Predissociation thresholds were observed for TiSi, ZrSi, HfSi, VSi, NbSi, and TaSi using resonant two-photon ionization spectroscopy. These thresholds were used to obtain bond dissociation energies and enthalpies of formation for the respective molecules. Using thermochemical cycles, ionization energies of TiSi and VSi were estimated, along with bond dissociation energies of ZrSi and NbSi.
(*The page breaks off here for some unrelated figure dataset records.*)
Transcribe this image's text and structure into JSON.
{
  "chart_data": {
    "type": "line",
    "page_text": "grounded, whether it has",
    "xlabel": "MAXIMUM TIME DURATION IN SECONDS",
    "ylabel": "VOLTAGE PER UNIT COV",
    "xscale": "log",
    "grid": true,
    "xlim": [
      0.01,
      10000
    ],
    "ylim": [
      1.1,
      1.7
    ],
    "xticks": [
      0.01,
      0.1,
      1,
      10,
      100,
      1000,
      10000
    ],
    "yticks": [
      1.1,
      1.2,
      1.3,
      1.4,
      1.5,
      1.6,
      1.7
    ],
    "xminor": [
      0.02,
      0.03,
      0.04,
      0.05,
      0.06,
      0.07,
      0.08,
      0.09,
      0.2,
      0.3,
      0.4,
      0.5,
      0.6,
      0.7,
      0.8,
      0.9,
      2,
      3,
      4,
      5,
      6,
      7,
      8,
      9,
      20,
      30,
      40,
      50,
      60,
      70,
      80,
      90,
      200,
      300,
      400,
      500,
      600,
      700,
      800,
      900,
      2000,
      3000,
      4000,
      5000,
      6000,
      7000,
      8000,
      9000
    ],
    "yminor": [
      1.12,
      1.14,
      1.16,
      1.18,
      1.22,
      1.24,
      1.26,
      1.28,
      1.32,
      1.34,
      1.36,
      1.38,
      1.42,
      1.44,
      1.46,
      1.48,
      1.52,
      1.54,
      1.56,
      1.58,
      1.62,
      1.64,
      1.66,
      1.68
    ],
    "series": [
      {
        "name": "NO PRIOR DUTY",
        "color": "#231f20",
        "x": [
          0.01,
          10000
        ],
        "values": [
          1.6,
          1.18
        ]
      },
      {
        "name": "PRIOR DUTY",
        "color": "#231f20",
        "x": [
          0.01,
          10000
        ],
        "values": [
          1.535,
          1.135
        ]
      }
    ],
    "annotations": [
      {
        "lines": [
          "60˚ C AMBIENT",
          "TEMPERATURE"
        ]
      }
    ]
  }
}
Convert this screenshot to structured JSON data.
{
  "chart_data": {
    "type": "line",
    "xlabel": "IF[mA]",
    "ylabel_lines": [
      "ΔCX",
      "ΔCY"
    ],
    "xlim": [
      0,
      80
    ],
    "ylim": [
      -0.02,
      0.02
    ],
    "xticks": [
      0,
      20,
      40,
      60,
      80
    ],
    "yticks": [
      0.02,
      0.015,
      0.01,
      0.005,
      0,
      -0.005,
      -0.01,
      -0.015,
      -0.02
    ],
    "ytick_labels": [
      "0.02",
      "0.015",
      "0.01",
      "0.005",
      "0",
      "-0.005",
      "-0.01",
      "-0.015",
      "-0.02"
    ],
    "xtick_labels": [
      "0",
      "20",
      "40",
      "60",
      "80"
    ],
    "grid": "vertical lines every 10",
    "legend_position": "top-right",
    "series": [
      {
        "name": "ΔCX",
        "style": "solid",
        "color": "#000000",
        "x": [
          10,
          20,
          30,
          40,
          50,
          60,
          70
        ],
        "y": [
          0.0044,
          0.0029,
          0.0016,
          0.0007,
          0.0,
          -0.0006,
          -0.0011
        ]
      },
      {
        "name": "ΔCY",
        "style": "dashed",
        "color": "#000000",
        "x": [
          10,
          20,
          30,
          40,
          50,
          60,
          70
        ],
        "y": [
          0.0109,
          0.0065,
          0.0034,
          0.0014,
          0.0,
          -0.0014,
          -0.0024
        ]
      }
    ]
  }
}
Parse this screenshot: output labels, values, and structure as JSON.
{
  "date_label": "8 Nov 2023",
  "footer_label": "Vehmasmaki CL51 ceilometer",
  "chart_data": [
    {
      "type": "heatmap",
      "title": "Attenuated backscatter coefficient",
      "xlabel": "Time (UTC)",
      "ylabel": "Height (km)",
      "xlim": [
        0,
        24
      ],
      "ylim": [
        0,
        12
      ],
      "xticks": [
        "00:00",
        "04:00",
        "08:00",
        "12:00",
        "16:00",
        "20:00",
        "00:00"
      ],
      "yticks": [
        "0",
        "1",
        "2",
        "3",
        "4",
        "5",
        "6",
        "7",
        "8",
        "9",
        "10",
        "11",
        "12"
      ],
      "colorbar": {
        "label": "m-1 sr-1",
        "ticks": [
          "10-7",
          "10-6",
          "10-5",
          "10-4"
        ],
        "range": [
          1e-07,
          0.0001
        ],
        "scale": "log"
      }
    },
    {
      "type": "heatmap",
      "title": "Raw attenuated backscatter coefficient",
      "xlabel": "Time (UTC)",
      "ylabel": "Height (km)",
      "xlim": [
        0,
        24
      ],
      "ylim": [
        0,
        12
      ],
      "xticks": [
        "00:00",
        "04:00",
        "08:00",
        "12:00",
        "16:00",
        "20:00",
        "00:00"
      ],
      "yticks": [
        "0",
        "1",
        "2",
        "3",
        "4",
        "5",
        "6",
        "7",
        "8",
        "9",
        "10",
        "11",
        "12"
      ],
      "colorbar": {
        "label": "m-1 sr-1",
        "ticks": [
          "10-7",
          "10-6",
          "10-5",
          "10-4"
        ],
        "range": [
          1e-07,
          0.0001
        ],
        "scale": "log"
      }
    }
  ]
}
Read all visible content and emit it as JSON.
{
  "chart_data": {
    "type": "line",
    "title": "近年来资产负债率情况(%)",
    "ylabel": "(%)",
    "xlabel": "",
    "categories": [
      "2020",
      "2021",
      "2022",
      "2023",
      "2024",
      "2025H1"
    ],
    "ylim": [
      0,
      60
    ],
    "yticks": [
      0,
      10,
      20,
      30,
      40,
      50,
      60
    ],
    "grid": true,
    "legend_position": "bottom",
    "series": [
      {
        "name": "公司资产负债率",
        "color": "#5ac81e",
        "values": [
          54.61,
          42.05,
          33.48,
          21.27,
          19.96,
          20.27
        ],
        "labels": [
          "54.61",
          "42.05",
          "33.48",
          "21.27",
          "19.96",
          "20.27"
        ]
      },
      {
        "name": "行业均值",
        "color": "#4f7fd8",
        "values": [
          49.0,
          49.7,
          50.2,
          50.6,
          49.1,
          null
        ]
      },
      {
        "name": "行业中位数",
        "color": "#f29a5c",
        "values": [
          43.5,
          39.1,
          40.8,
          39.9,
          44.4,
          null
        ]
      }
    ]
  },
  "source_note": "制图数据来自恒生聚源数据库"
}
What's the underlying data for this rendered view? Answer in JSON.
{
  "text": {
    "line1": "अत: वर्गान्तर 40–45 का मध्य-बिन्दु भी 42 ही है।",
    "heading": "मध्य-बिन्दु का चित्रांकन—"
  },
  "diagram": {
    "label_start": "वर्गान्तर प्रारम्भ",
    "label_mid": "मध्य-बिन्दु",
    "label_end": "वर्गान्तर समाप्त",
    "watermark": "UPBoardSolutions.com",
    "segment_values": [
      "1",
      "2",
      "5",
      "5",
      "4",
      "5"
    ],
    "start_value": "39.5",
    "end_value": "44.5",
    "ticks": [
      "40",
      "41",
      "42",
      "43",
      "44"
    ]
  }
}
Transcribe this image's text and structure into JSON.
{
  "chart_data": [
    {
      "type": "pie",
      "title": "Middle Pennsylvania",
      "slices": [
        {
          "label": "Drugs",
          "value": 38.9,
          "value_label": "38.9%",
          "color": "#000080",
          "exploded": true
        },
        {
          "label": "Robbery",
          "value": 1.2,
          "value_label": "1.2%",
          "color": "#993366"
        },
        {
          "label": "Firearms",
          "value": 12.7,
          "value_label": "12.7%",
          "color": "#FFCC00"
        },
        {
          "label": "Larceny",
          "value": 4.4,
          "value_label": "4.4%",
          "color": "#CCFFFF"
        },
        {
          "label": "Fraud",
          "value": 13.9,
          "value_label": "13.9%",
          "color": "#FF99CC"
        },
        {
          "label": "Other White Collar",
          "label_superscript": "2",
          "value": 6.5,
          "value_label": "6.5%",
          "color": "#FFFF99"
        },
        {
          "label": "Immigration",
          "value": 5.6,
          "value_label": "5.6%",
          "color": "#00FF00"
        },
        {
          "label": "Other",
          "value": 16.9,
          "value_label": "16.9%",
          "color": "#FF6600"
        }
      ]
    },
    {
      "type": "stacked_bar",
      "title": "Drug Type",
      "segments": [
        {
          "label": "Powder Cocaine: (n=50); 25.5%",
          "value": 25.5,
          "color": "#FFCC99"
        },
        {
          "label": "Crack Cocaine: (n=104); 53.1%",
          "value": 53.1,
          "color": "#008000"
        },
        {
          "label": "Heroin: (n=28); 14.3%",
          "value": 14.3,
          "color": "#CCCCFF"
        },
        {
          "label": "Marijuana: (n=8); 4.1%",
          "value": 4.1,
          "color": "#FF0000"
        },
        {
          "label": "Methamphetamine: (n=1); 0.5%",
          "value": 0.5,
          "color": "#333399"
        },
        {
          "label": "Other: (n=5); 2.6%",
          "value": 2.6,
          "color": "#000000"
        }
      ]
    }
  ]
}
Along with previous work on VC, VN, VS,11 TiSe, ZrSe, HfSe, VSe, NbSe, TaSe,12 FeC, FeS, FeSe, NiC, NiS, and NiSe,13 these data show that the observation of a sharp predissociation threshold in a dense vibronic spectrum provides a powerful means of estimating the bond dissociation energy for transition metals bonded to p-block elements. The uncertainties obtained using this technique are greatly reduced compared to those obtained by other methods. Additional work is planned for a number of diatomic molecules containing transition metals, and results for the bond dissociation energies of TiC, TiN, TiS, and WSi are in hand and will be submitted for publication in the near future.

The authors thank the National Science Foundation for support of this research under Grant No. CHE-1362152.